Les assassins étaient réputés pour ne jamais manquer leurs coups. L'homme s'étonna puis sortit un deuxième couteau et le lança. De l'autre coté, cette fois.
De l'autre côté de quoi ?
Le deuxième homme dit un mot tout bas,
Et alors ? C'est quoi le résultat du lancer ?
puis sortit une cordelette, arme qui ne laissait pas de traces.
Pas de traces ! Une strangulation laisse des marques terribles sur le cou, la victime se retrouve les yeux exobités, injectés de sang, la langue gonflée et noire et peut-être d'autres symptômes. C'est pas un film où la fille étranglée se retrouve gentiment "endormie" sur l'oreiller.
Il s'approcha et tendit l'instrument vers le coup du garçon. L'autre homme, qui s'était retourné le temps de regarder si son confrère était toujours en bas des escaliers, entendit un bruit sourd derrière lui. Il se retourna
Répétition de "retourner"
et eut deux surprise : un, son compagnon était affalé contre un mur, la tête en bas, le cou tordu en un angle bizarre, et deux, l'adolescent n'était plus dans son lit, seul restait son drap, son oreiller mais un seul poignard était enfoncé dedans.

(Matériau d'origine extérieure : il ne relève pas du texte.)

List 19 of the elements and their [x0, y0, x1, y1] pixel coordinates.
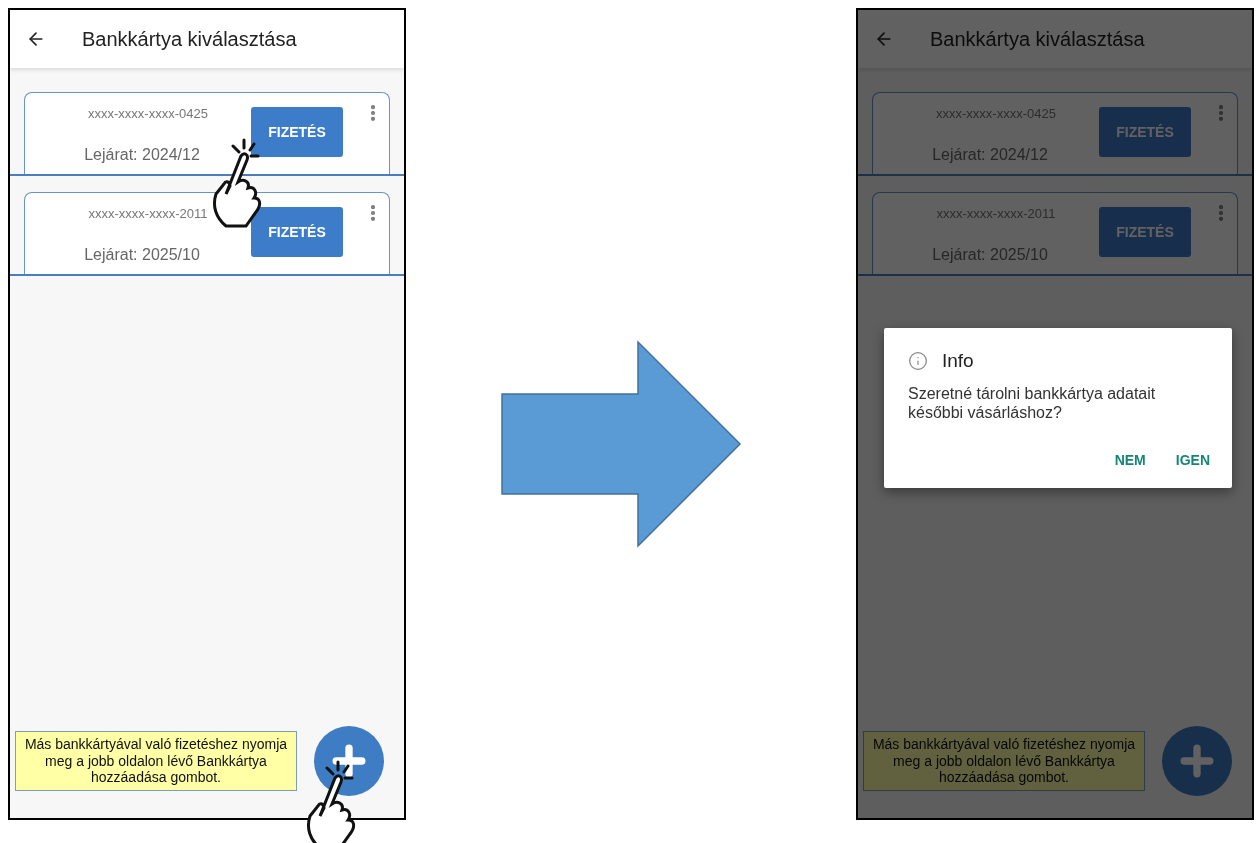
pay-button[interactable]: FIZETÉS	[1099, 207, 1191, 257]
pay-button[interactable]: FIZETÉS	[1099, 107, 1191, 157]
pay-button[interactable]: FIZETÉS	[251, 107, 343, 157]
hint-note: Más bankkártyával való fizetéshez nyomja meg a jobb oldalon lévő Bankkártya hozzáadása gombot.	[15, 730, 297, 792]
card-number: xxxx-xxxx-xxxx-0425	[88, 106, 208, 121]
dialog-action[interactable]: NEM	[1114, 452, 1146, 469]
card-expiry: Lejárat: 2025/10	[932, 246, 1048, 264]
info-icon	[908, 351, 928, 371]
card-expiry: Lejárat: 2024/12	[84, 146, 200, 164]
screen-title: Bankkártya kiválasztása	[930, 27, 1145, 51]
dialog-title: Info	[942, 350, 974, 372]
screen-title: Bankkártya kiválasztása	[82, 27, 297, 51]
dialog-message: Szeretné tárolni bankkártya adatait későbbi vásárláshoz?	[908, 384, 1157, 423]
dialog-action[interactable]: IGEN	[1175, 452, 1210, 469]
card-expiry: Lejárat: 2025/10	[84, 246, 200, 264]
pay-button[interactable]: FIZETÉS	[251, 207, 343, 257]
hint-note: Más bankkártyával való fizetéshez nyomja meg a jobb oldalon lévő Bankkártya hozzáadása gombot.	[863, 730, 1145, 792]
card-expiry: Lejárat: 2024/12	[932, 146, 1048, 164]
card-number: xxxx-xxxx-xxxx-2011	[88, 206, 208, 221]
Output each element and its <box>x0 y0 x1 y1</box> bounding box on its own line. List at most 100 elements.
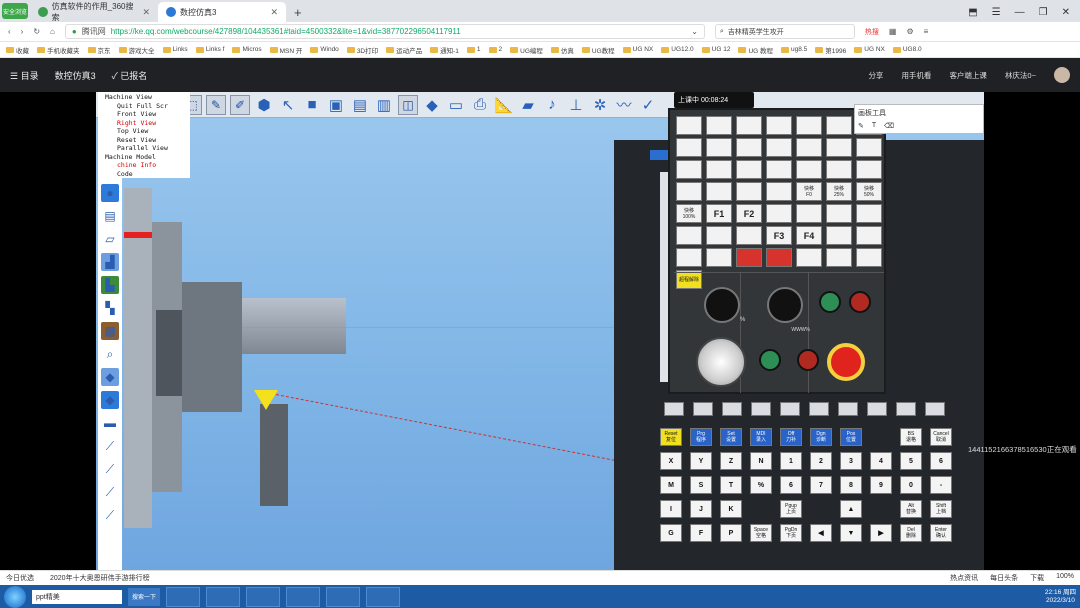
keyboard-key[interactable]: 2 <box>810 452 832 470</box>
soft-key[interactable] <box>664 402 684 416</box>
panel-key[interactable] <box>766 116 792 135</box>
keyboard-key[interactable]: Reset 复位 <box>660 428 682 446</box>
keyboard-key[interactable]: S <box>690 476 712 494</box>
back-icon[interactable]: ‹ <box>8 27 11 36</box>
spindle-override-dial[interactable] <box>767 287 804 323</box>
keyboard-key[interactable]: J <box>690 500 712 518</box>
keyboard-key[interactable]: 1 <box>780 452 802 470</box>
tree-item[interactable]: Code <box>101 170 187 179</box>
soft-key[interactable] <box>722 402 742 416</box>
menu-toggle[interactable]: ☰ 目录 <box>10 69 39 82</box>
panel-key[interactable]: 快移 100% <box>676 204 702 223</box>
settings-icon[interactable]: ⚙ <box>906 27 913 36</box>
bookmark-item[interactable]: Windo <box>310 46 339 53</box>
bookmark-item[interactable]: UG NX <box>622 46 653 53</box>
soft-key[interactable] <box>809 402 829 416</box>
edit-icon[interactable]: ✎ <box>206 94 226 115</box>
minimize-icon[interactable]: — <box>1015 7 1025 18</box>
tool-path-icon-4[interactable]: ⟋ <box>101 506 119 524</box>
taskbar-search-button[interactable]: 搜索一下 <box>128 587 161 606</box>
taskbar-search-input[interactable]: ppt精美 <box>32 589 122 604</box>
panel-key[interactable] <box>766 182 792 201</box>
panel-key[interactable]: 快移 25% <box>826 182 852 201</box>
keyboard-key[interactable]: M <box>660 476 682 494</box>
panel-key[interactable] <box>676 138 702 157</box>
bookmark-item[interactable]: 第1996 <box>815 45 846 55</box>
panel-key[interactable] <box>856 160 882 179</box>
keyboard-key[interactable]: Set 设置 <box>720 428 742 446</box>
keyboard-key[interactable]: 4 <box>870 452 892 470</box>
keyboard-key[interactable]: ▼ <box>840 524 862 542</box>
keyboard-key[interactable]: Enter 确认 <box>930 524 952 542</box>
keyboard-key[interactable]: Pgup 上页 <box>780 500 802 518</box>
skin-icon[interactable]: ⬒ <box>968 7 977 18</box>
panel-key[interactable]: F3 <box>766 226 792 245</box>
tool-path-icon-3[interactable]: ⟋ <box>101 483 119 501</box>
start-button[interactable] <box>4 585 26 608</box>
panel-key[interactable] <box>706 138 732 157</box>
magnifier-icon[interactable]: ⌕ <box>101 345 119 363</box>
tree-item[interactable]: Parallel View <box>101 144 187 153</box>
chart-icon[interactable]: ▙ <box>101 276 119 294</box>
bookmark-item[interactable]: 京东 <box>87 45 111 55</box>
bookmark-item[interactable]: 3D打印 <box>346 45 378 55</box>
printer-icon[interactable]: ⎙ <box>470 94 490 115</box>
keyboard-key[interactable]: T <box>720 476 742 494</box>
panel-key[interactable] <box>856 138 882 157</box>
panel-key[interactable] <box>706 116 732 135</box>
keyboard-key[interactable]: P <box>720 524 742 542</box>
taskbar-app-3[interactable] <box>246 586 281 607</box>
keyboard-key[interactable]: % <box>750 476 772 494</box>
panel-key[interactable] <box>796 116 822 135</box>
edit2-icon[interactable]: ✐ <box>230 94 250 115</box>
panel-key[interactable]: F4 <box>796 226 822 245</box>
keyboard-key[interactable]: Alt 替换 <box>900 500 922 518</box>
status-news[interactable]: 热点资讯 <box>950 573 978 583</box>
panel-key[interactable] <box>676 248 702 267</box>
cube-wire-icon[interactable]: ▣ <box>326 94 346 115</box>
keyboard-key[interactable]: I <box>660 500 682 518</box>
keyboard-key[interactable]: Y <box>690 452 712 470</box>
eraser-icon[interactable]: ⌫ <box>884 122 894 130</box>
bookmark-item[interactable]: 仿真 <box>550 45 574 55</box>
keyboard-key[interactable]: 9 <box>870 476 892 494</box>
panel-key[interactable] <box>736 138 762 157</box>
keyboard-key[interactable]: BS 退格 <box>900 428 922 446</box>
close-window-icon[interactable]: ✕ <box>1062 7 1070 18</box>
soft-key[interactable] <box>693 402 713 416</box>
keyboard-key[interactable]: Shift 上档 <box>930 500 952 518</box>
keyboard-key[interactable]: K <box>720 500 742 518</box>
bookmark-item[interactable]: 收藏 <box>6 45 29 55</box>
soft-key[interactable] <box>751 402 771 416</box>
bookmark-item[interactable]: ug8.5 <box>781 46 807 53</box>
url-field[interactable]: ● 腾讯网 https://ke.qq.com/webcourse/427898… <box>64 24 705 39</box>
tool-path-icon-2[interactable]: ⟋ <box>101 460 119 478</box>
handwheel-knob[interactable] <box>696 337 746 387</box>
text-icon[interactable]: T <box>872 122 876 130</box>
keyboard-key[interactable]: 7 <box>810 476 832 494</box>
panel-key[interactable] <box>706 160 732 179</box>
bookmark-item[interactable]: 2 <box>488 46 502 53</box>
bookmark-item[interactable]: 手机收藏夹 <box>37 45 80 55</box>
hot-search-label[interactable]: 热搜 <box>865 27 879 37</box>
panel-icon[interactable]: ▭ <box>446 94 466 115</box>
bookmark-item[interactable]: 1 <box>466 46 481 53</box>
cube-iso-icon[interactable]: ◆ <box>422 94 442 115</box>
soft-key[interactable] <box>896 402 916 416</box>
panel-key[interactable] <box>766 248 792 267</box>
soft-key[interactable] <box>780 402 800 416</box>
emergency-stop-button[interactable] <box>826 343 865 381</box>
status-download[interactable]: 下载 <box>1030 573 1044 583</box>
keyboard-key[interactable]: 5 <box>900 452 922 470</box>
status-left-1[interactable]: 今日优选 <box>6 573 34 583</box>
panel-key[interactable] <box>856 204 882 223</box>
client-class-button[interactable]: 客户端上课 <box>949 70 987 81</box>
panel-key[interactable] <box>856 226 882 245</box>
status-zoom[interactable]: 100% <box>1056 573 1074 583</box>
panel-key[interactable] <box>736 182 762 201</box>
panel-key[interactable] <box>736 116 762 135</box>
bookmark-item[interactable]: Links <box>162 46 188 53</box>
taskbar-app-4[interactable] <box>286 586 321 607</box>
cube-side-icon[interactable]: ▥ <box>374 94 394 115</box>
panel-key[interactable] <box>736 226 762 245</box>
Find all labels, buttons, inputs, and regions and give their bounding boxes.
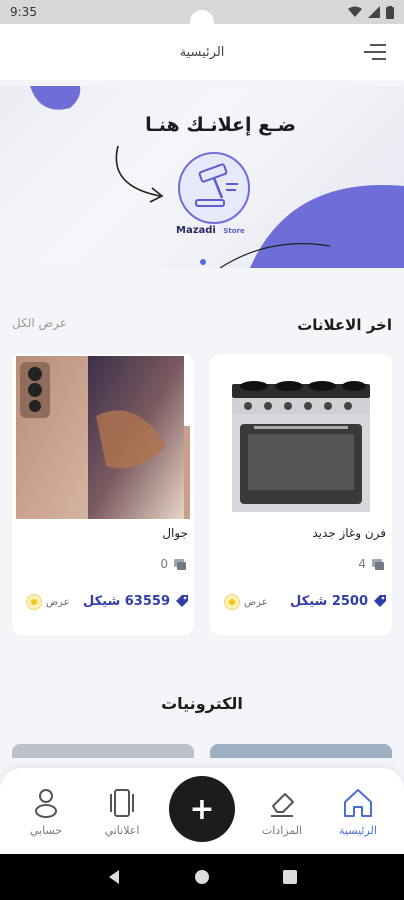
promo-banner[interactable]: ضـع إعلانـك هنـا Mazadi Store xyxy=(0,86,404,268)
price-row: 63559 شيكل xyxy=(83,594,188,609)
offer-label: عرض xyxy=(244,596,268,608)
banner-brand: Mazadi Store xyxy=(176,225,245,236)
category-card-peek[interactable] xyxy=(12,744,194,758)
home-circle-icon[interactable] xyxy=(194,869,210,885)
banner-headline: ضـع إعلانـك هنـا xyxy=(145,114,296,136)
ad-title: فرن وغاز جديد xyxy=(312,526,386,540)
signal-icon xyxy=(368,6,380,18)
price-tag-icon xyxy=(176,595,188,607)
add-ad-button[interactable]: + xyxy=(169,776,235,842)
latest-ads-header: اخر الاعلانات عرض الكل xyxy=(0,316,404,336)
battery-icon xyxy=(386,5,394,19)
ad-title: جوال xyxy=(162,526,188,540)
nav-auctions-label: المزادات xyxy=(261,824,303,837)
back-icon[interactable] xyxy=(106,869,122,885)
nav-home[interactable]: الرئيسية xyxy=(328,786,388,837)
category-card-peek[interactable] xyxy=(210,744,392,758)
ad-price: 63559 شيكل xyxy=(82,594,170,609)
bids-row: 0 xyxy=(160,557,186,571)
recents-icon[interactable] xyxy=(282,869,298,885)
ad-card[interactable]: فرن وغاز جديد 4 2500 شيكل عرض xyxy=(210,354,392,635)
coin-icon xyxy=(224,594,240,610)
app-bar: الرئيسية xyxy=(0,24,404,80)
eraser-icon xyxy=(271,793,294,817)
status-time: 9:35 xyxy=(10,5,37,19)
wifi-icon xyxy=(348,6,362,17)
comments-icon xyxy=(372,558,384,570)
ad-price: 2500 شيكل xyxy=(290,594,368,609)
bids-row: 4 xyxy=(358,557,384,571)
home-icon xyxy=(344,789,372,817)
latest-ads-title: اخر الاعلانات xyxy=(297,316,392,334)
banner-brand-sub: Store xyxy=(223,227,245,235)
view-all-link[interactable]: عرض الكل xyxy=(12,316,67,330)
ad-card[interactable]: جوال 0 63559 شيكل عرض xyxy=(12,354,194,635)
system-nav-bar xyxy=(0,854,404,900)
price-tag-icon xyxy=(374,595,386,607)
my-ads-icon xyxy=(110,789,134,817)
phone-image xyxy=(16,356,190,519)
gavel-logo-icon xyxy=(178,152,250,224)
category-title: الكترونيات xyxy=(161,694,243,713)
nav-account[interactable]: حسابي xyxy=(16,786,76,837)
nav-auctions[interactable]: المزادات xyxy=(252,786,312,837)
coin-icon xyxy=(26,594,42,610)
oven-image xyxy=(214,356,388,519)
nav-account-label: حسابي xyxy=(29,824,63,837)
price-row: 2500 شيكل xyxy=(290,594,386,609)
bids-count: 0 xyxy=(160,557,168,571)
banner-brand-name: Mazadi xyxy=(176,225,216,236)
offer-button[interactable]: عرض xyxy=(224,594,268,610)
page-title: الرئيسية xyxy=(179,44,225,60)
status-icons xyxy=(348,5,394,19)
carousel-indicator[interactable] xyxy=(200,259,206,265)
nav-home-label: الرئيسية xyxy=(339,824,377,837)
offer-button[interactable]: عرض xyxy=(26,594,70,610)
nav-my-ads[interactable]: اعلاناتي xyxy=(92,786,152,837)
nav-my-ads-label: اعلاناتي xyxy=(104,824,140,837)
bids-count: 4 xyxy=(358,557,366,571)
user-icon xyxy=(35,789,57,818)
offer-label: عرض xyxy=(46,596,70,608)
menu-icon[interactable] xyxy=(364,42,386,62)
comments-icon xyxy=(174,558,186,570)
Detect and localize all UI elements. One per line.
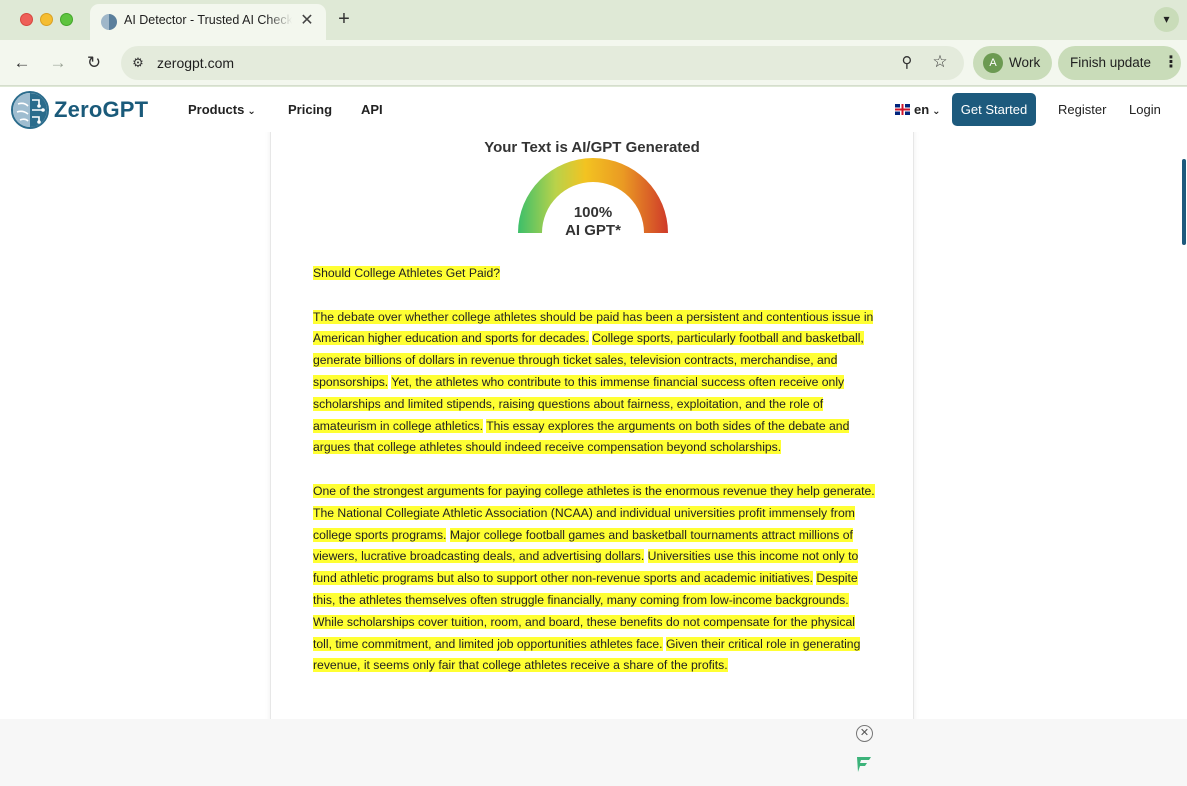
browser-tab-active[interactable]: AI Detector - Trusted AI Checker ✕ <box>90 4 326 40</box>
freestar-icon[interactable] <box>855 755 873 773</box>
close-circle-icon[interactable]: ✕ <box>856 725 873 742</box>
page-content: Your Text is AI/GPT Generated 100% AI GP… <box>0 132 1187 719</box>
zoom-icon[interactable]: ⚲ <box>898 54 916 72</box>
site-header: ZeroGPT Products ⌄ Pricing API en ⌄ Get St… <box>0 87 1187 132</box>
tab-search-chevron-down-icon[interactable]: ▾ <box>1154 7 1179 32</box>
maximize-window-button[interactable] <box>60 13 73 26</box>
kebab-menu-icon[interactable]: ⋮ <box>1163 53 1179 73</box>
profile-label: Work <box>1009 55 1041 70</box>
address-bar[interactable]: ⚙ zerogpt.com ⚲ ☆ <box>121 46 964 80</box>
analyzed-essay-text: Should College Athletes Get Paid? The deb… <box>313 263 875 699</box>
essay-paragraph: The debate over whether college athletes… <box>313 307 875 460</box>
zerogpt-favicon-icon <box>101 14 117 30</box>
chevron-down-icon: ⌄ <box>932 106 941 117</box>
browser-toolbar: ← → ↻ ⚙ zerogpt.com ⚲ ☆ A Work Finish up… <box>0 40 1187 86</box>
chevron-down-icon: ⌄ <box>247 106 256 117</box>
nav-pricing[interactable]: Pricing <box>288 102 332 117</box>
result-title: Your Text is AI/GPT Generated <box>484 139 700 156</box>
uk-flag-icon <box>895 104 910 115</box>
highlighted-sentence: One of the strongest arguments for payin… <box>313 483 875 498</box>
highlighted-sentence: Should College Athletes Get Paid? <box>313 266 501 280</box>
register-link[interactable]: Register <box>1058 102 1106 117</box>
new-tab-button[interactable]: + <box>334 9 354 29</box>
logo-text[interactable]: ZeroGPT <box>54 97 148 123</box>
tune-icon[interactable]: ⚙ <box>129 54 147 72</box>
page-scrollbar[interactable] <box>1182 159 1186 245</box>
back-arrow-icon[interactable]: ← <box>11 52 33 74</box>
get-started-button[interactable]: Get Started <box>952 93 1036 126</box>
close-window-button[interactable] <box>20 13 33 26</box>
gauge-value: 100% <box>573 204 613 221</box>
reload-icon[interactable]: ↻ <box>83 52 105 74</box>
gauge-label: AI GPT* <box>565 222 621 239</box>
nav-products[interactable]: Products ⌄ <box>188 102 256 117</box>
language-selector[interactable]: en ⌄ <box>895 102 941 118</box>
essay-paragraph: Should College Athletes Get Paid? <box>313 263 875 285</box>
nav-products-label: Products <box>188 102 245 117</box>
tab-close-icon[interactable]: ✕ <box>298 12 316 30</box>
brain-logo-icon[interactable] <box>10 90 50 130</box>
tab-title: AI Detector - Trusted AI Checker <box>124 13 292 27</box>
finish-update-button[interactable]: Finish update ⋮ <box>1058 46 1181 80</box>
result-card: Your Text is AI/GPT Generated 100% AI GP… <box>270 132 914 719</box>
browser-titlebar: AI Detector - Trusted AI Checker ✕ + ▾ <box>0 0 1187 40</box>
forward-arrow-icon[interactable]: → <box>47 52 69 74</box>
nav-api[interactable]: API <box>361 102 383 117</box>
ad-banner: ✕ <box>0 719 1187 786</box>
language-label: en <box>914 102 930 117</box>
finish-update-label: Finish update <box>1070 55 1152 70</box>
profile-button[interactable]: A Work <box>973 46 1052 80</box>
profile-avatar: A <box>983 53 1003 73</box>
login-link[interactable]: Login <box>1129 102 1161 117</box>
essay-paragraph: One of the strongest arguments for payin… <box>313 481 875 677</box>
minimize-window-button[interactable] <box>40 13 53 26</box>
url-text[interactable]: zerogpt.com <box>157 55 234 71</box>
star-icon[interactable]: ☆ <box>931 53 949 71</box>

-Ne regarde pas derrière toi, ou tu ne pourras plus jamais regarder, lui somma une voix.
Répétition de regarder. D'accord, c'est du langage oral et il dit ce qu'il veut, toutefois "tu ne pourras plus jamais regarder" est une expression curieuse. Quelque chose comme "c'est la dernière chose que tes yeux verrons" aurait fait plus théâtral et aurait mieux sonné.
D'un mouvement rapide, il
Qui ? On devine, mais il faut rechercher.
donna un coup de poing derrière lui, mais il n'y avait rien. Il entendit soudain un bruit au dessus de lui, sentit une douleur atroce au front, émit un faible cri, puis mourut et s'affala par terre. L'adolescent retira le poignard du crâne de l'individu et l'essuya, avant de le laisser tomber par terre.
Quoi ? Le poignard ? Pourquoi l'essuyer alors ?
Il sortit de sa chambre, regarda en bas des escaliers mais il n'y avait plus personne. Seulement la fenêtre ouverte et un pan de la même tunique que les deux cadavres accrochée au coin de la vitre.
Mouais, ça fait plutôt mauvais indice. Les fenêtres du coin sont-elle si mal faites que des clous dépassent de partout pour qu'on s'arrache des bouts de tissus ? Ou alors dit qu'une fenêtre a été cassée dans un départ précipité. Mais je préfèrerai que rien de tel ne soit évoqué.
Peut-être savaient-ils que Rekhyt était possédé par un démon, peut-être pas...
Voilà, avec tout ça je crois que, selon moi, tes texte seront davantage immersifs, intenses et bien plus "pro".